Now I’m going to listen to some music and it terrifies me what I’ll pick. Thank god I have no Joni Mitchell. I don’t either, none. Henry Threadgill, then. Makin’ a Move, a wonderfully mad record. It’s spinning crazily as I write this, with all that drum and tuba groove. It glops. Glops good. Glops real good. Though maybe glop isn’t the correct term for this either.

Louie Louie

I was at a punk rock party in a huge house on California’s central coast about a million years ago and a band was playing Louie Louie for an hour interrupted only by a guy trying to shove a beer bottle up his ass until his wife stopped him.
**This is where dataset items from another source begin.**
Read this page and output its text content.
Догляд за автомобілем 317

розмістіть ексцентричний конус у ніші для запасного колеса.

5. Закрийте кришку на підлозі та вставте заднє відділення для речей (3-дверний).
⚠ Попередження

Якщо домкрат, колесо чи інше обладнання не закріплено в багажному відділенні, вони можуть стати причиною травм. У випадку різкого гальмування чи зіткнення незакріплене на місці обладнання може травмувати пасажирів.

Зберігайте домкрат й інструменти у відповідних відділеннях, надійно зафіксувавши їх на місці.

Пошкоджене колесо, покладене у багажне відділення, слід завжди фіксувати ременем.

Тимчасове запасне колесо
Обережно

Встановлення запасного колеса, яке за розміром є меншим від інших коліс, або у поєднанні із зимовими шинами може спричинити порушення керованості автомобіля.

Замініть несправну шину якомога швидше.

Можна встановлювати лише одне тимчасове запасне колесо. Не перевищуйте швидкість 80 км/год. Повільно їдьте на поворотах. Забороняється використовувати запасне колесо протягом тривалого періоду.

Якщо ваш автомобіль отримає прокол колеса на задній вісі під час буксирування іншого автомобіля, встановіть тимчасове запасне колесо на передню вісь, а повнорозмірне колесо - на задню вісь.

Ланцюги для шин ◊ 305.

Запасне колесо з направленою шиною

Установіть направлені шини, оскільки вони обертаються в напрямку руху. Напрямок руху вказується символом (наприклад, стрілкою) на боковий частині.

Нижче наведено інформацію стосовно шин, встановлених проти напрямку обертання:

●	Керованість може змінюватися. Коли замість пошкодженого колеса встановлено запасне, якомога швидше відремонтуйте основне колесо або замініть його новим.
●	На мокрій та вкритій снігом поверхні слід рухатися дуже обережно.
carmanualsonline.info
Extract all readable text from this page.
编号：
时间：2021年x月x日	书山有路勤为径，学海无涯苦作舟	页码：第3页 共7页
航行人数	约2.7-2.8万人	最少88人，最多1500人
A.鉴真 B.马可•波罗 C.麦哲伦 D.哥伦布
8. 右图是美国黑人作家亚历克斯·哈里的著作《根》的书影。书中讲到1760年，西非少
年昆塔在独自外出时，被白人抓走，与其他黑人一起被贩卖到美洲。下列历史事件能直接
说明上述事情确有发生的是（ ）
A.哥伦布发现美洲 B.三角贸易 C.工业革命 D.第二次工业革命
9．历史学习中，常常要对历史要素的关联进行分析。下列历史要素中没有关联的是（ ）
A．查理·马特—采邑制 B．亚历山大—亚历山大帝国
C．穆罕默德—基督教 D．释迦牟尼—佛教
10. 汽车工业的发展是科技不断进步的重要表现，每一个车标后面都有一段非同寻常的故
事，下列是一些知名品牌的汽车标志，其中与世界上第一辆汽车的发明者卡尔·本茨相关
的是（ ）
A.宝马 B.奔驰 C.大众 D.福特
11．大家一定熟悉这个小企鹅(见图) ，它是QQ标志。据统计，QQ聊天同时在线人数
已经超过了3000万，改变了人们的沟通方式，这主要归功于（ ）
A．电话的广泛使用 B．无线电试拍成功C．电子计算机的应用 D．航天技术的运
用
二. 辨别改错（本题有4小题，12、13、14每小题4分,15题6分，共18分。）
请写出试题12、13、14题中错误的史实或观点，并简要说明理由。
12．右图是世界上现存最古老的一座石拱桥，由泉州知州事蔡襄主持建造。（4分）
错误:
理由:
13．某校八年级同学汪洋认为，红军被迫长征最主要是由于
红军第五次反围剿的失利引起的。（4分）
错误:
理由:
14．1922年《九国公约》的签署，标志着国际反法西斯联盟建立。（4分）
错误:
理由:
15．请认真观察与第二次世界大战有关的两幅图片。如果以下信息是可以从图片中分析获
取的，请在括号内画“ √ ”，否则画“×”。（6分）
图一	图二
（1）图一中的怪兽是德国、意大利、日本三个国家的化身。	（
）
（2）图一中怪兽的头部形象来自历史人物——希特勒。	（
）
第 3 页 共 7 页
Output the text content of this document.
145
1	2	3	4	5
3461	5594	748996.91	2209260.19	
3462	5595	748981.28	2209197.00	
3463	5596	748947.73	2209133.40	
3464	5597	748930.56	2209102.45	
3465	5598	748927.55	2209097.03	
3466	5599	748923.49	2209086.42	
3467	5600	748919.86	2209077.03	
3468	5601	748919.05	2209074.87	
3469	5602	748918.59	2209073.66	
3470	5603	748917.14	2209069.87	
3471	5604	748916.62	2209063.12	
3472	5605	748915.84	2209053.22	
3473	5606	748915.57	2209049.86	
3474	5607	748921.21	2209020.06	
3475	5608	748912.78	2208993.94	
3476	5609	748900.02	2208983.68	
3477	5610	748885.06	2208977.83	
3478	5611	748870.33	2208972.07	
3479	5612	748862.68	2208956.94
I walked outside and there were a zillion stars and the songs of night birds and coyotes over the distant surf. Then Louie Louie started up again.

Retired guyness

At that stage of retired guyness where I realize what we really need is a paper towel roll hanger that can adhere adhesively inside to one of the doors under the bathroom sink. I mentioned that to Fyl as I replaced the light bulb in the refrigerator. Sure, she said. Being that I already ordered adhesive hooks to hang the new brushes from the inside of the doors under the kitchen sink, she was not that surprised. It came to me as I was shaving off my latest retired guy trapped inside the house beard. Not that I wanted a beard. It just seem like a lot of work shaving it. Anyway, it’s gone now and the skin suddenly revealed is shiny and smooth and disturbingly metrosexual. Lack of sun combined with last year’s Covid Miracle Cure vitamin D supplements, I suppose. I still take it twice a day. Plus I cleared the slow draining bathroom sink with one of the new brushes while shaving. Multi-tasking. Tell me I’m not earning that social security check.